After hitting a two 1./2-week low of $1.2979, sterling found some stability. The pound last traded at $1.3004.
On the second trading day of this year, the dollar tumbled as much as 4.4%. It happened cause of a lack of yen liquidity due to the Japanese market holiday. The holiday amplified the dollar/yen’s fall sparked by a rare revenue warning from Apple Inc.
After having bets increased against the yen currency continually for a few months, currency speculators have cut their net short positions slightly, says the data from U.S. financial watchdog published on Friday.
Earlier this month, Beijing and Washington came to an interim trade agreement. After its optimism, support dollar on the global economy. Nevertheless, traders are concerned about the tensions between the United States and North Korea.
Kim Jong Un, the North Korean leader, held a meeting with top military officials. The discussion was about the country’s military capabilities. On Sunday, the state news agency reported that the North might be planning to return in confrontation with Washington.

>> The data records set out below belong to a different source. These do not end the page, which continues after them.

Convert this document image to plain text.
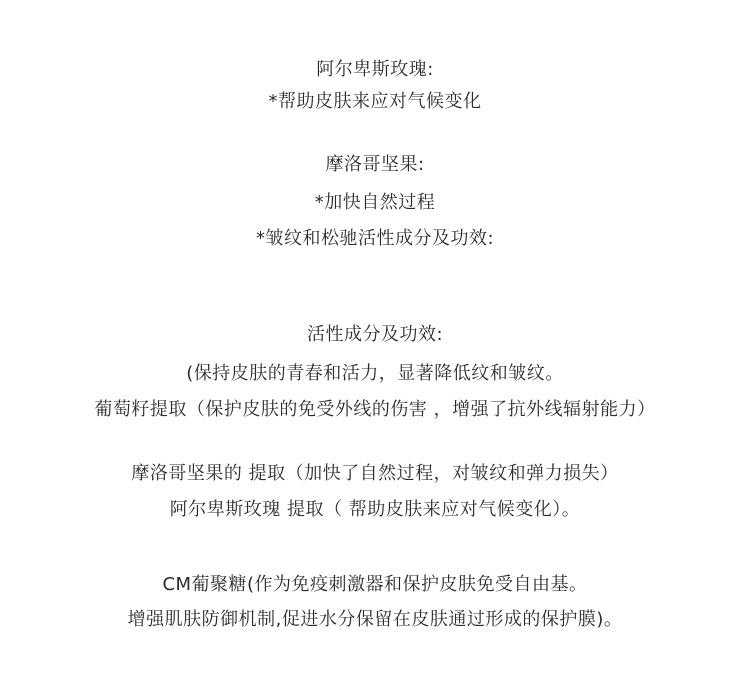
阿尔卑斯玫瑰:
*帮助皮肤来应对气候变化
摩洛哥坚果:
*加快自然过程
*皱纹和松驰活性成分及功效:
活性成分及功效:
(保持皮肤的青春和活力，显著降低纹和皱纹。
葡萄籽提取（保护皮肤的免受外线的伤害 ，增强了抗外线辐射能力）
摩洛哥坚果的 提取（加快了自然过程，对皱纹和弹力损失）
阿尔卑斯玫瑰 提取（ 帮助皮肤来应对气候变化）。
CM葡聚糖(作为免疫刺激器和保护皮肤免受自由基。
增强肌肤防御机制,促进水分保留在皮肤通过形成的保护膜)。
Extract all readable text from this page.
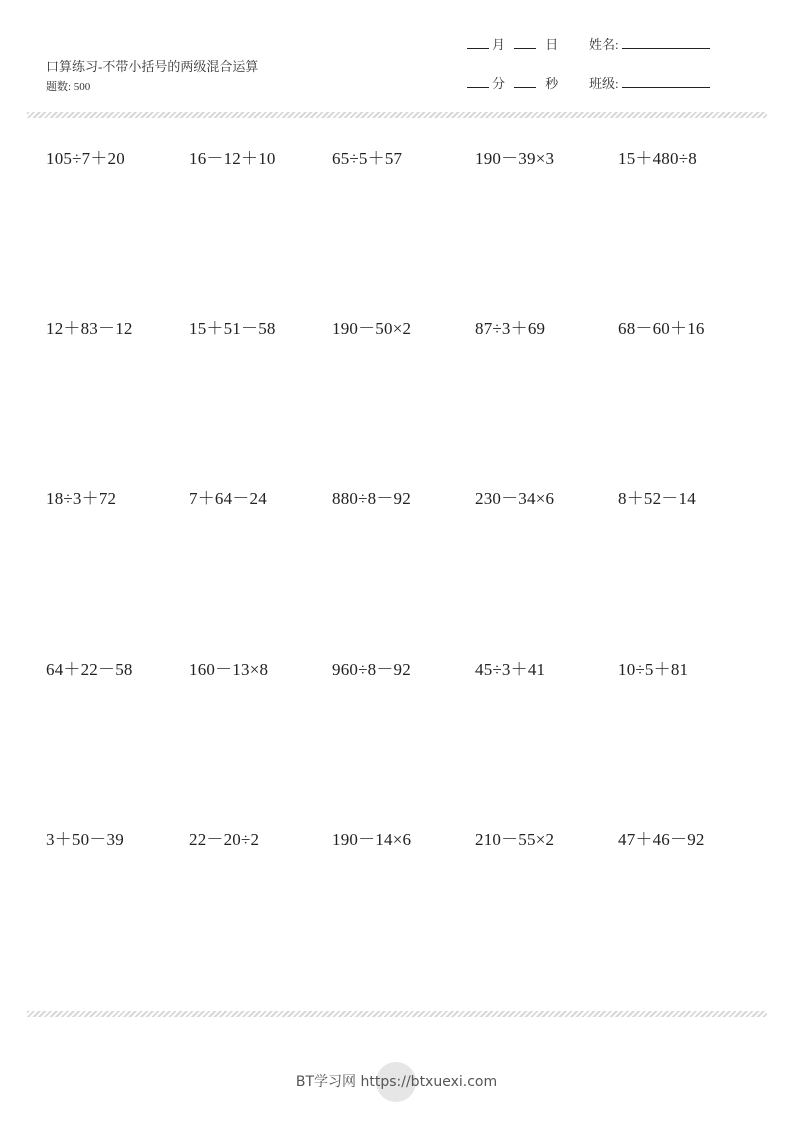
口算练习-不带小括号的两级混合运算
题数: 500
月	日
分	秒
姓名:
班级:
105÷7＋20	16－12＋10	65÷5＋57	190－39×3	15＋480÷8
12＋83－12	15＋51－58	190－50×2	87÷3＋69	68－60＋16
18÷3＋72	7＋64－24	880÷8－92	230－34×6	8＋52－14
64＋22－58	160－13×8	960÷8－92	45÷3＋41	10÷5＋81
3＋50－39	22－20÷2	190－14×6	210－55×2	47＋46－92
BT学习网 https://btxuexi.com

Last week was Pound’s biggest weekly fall since October 2016. It had fallen by 2.6%. Boris Johnson, UK Prime Minister, as a hard deadline to reach a trade agreement set December 2020.
The UK Prime Minister won approval for his Brexit Deal in parliament on Friday. It is his first step towards fulfilling his election pledge. The pledge is to deliver Britain’s departure from the European Union by Jan.31.
At the start of the holiday-thinned week, the dollar held firm. The data published on Monday showed robust economic growth. After having suffered its biggest weekly fall in three years, the British Pound found some stability.
The Commerce Department said that in its third estimate of third-quarter GDP, GDP increased at a 2.1% annualized rate. It is unrevised from November’s estimation.
The U.S. economy appears to have stopped slowing, said the Ayako Sera, Market economists at Sumitomo Mitsui.